The terrorist attack scenario dominated until 2006, when the disastrous government response to Hurricane Katrina in New Orleans shifted federal government preparedness to formally adopt an “all-hazards” system. Civil agencies, the 50 states and local communities – particularly large cities – all began to synchronize emergency preparedness with common protocols. U.S. Northern Command was created to harness military assistance in domestic disasters, it’s three overarching contingency plans the product now of 15 years of trial and error.
Government at all levels now have extensive “continuity” programs to respond to man-made and natural disasters, a national response framework that has steadily grown and taken hold. This is the public world of emergency response, ranging from life-saving efforts to protect and restore critical infrastructure, to drills that practice the evacuation of key officials. It is a partnership created between federal government agencies and the States, carefully constructed to guard the rule of law.

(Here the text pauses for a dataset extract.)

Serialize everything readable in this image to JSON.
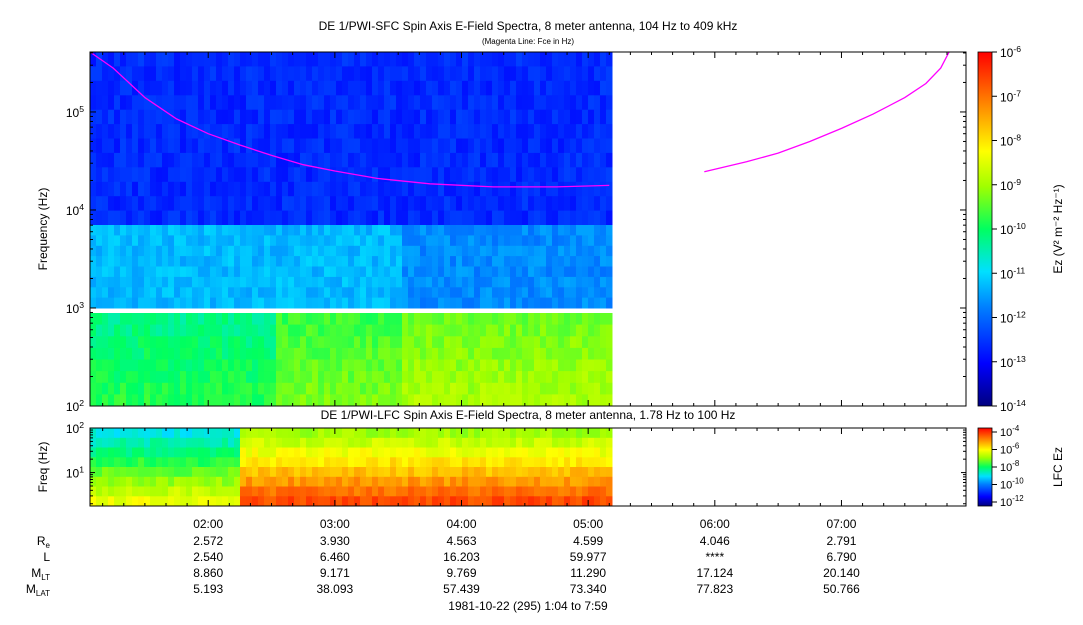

In July 2016, Barack Obama signed the classified Presidential Policy Directive 40 on “National Continuity Policy,” establishing “essential functions” that government agencies were tasked to protect and retain. At the highest level were the National Essential Functions, those that posit “the continued functioning” of government under the Constitution. In order to preserve Constitutional rule, agencies were ordered to have not just a line of succession but also one of “devolution,” a duplicate chain of individuals secreted outside Washington available in a catastrophic emergency. Federal Continuity Directive 1, issued just days before Donald Trump became president, says that devolution has to establish “procedures to transfer statutory authority and responsibilities” to this secondary designated staff to sustain essential functions.
“Devolution may be temporary, or may endure for an extended period,” the directive states. And it further directs that the devolution staff be located at “a geographically dispersed location unaffected by the incident.” Except that in the case of coronavirus, there may be no such location. This places the plans for the extraordinary into completely uncharted territory, planners not just considering how devolution or martial law might work in a nationwide disaster but also how those earmarked to implement these very plans have to be sequestered and made ready, even while they are equally vulnerable.
NORTHCOM stresses in almost everything it produces for public consumption that it operates only in “support” of civil authorities, in response to state requests for assistance or with the consent of local authorities. Legally, the command says, the use of federal military forces in law enforcement can only take place if those forces are used to suppress “insurrection, domestic violence, unlawful combination, or conspiracy.” A second test also has to be met, that such disturbances “hinders the execution of the laws of that State, and of the United States within the State,” that is, that the public is deprived of its legal and constitutional protections. Local civil authorities must be “unable, fail, or refuse” to protect the civilian population for military forces to be called in, Pentagon directives make clear.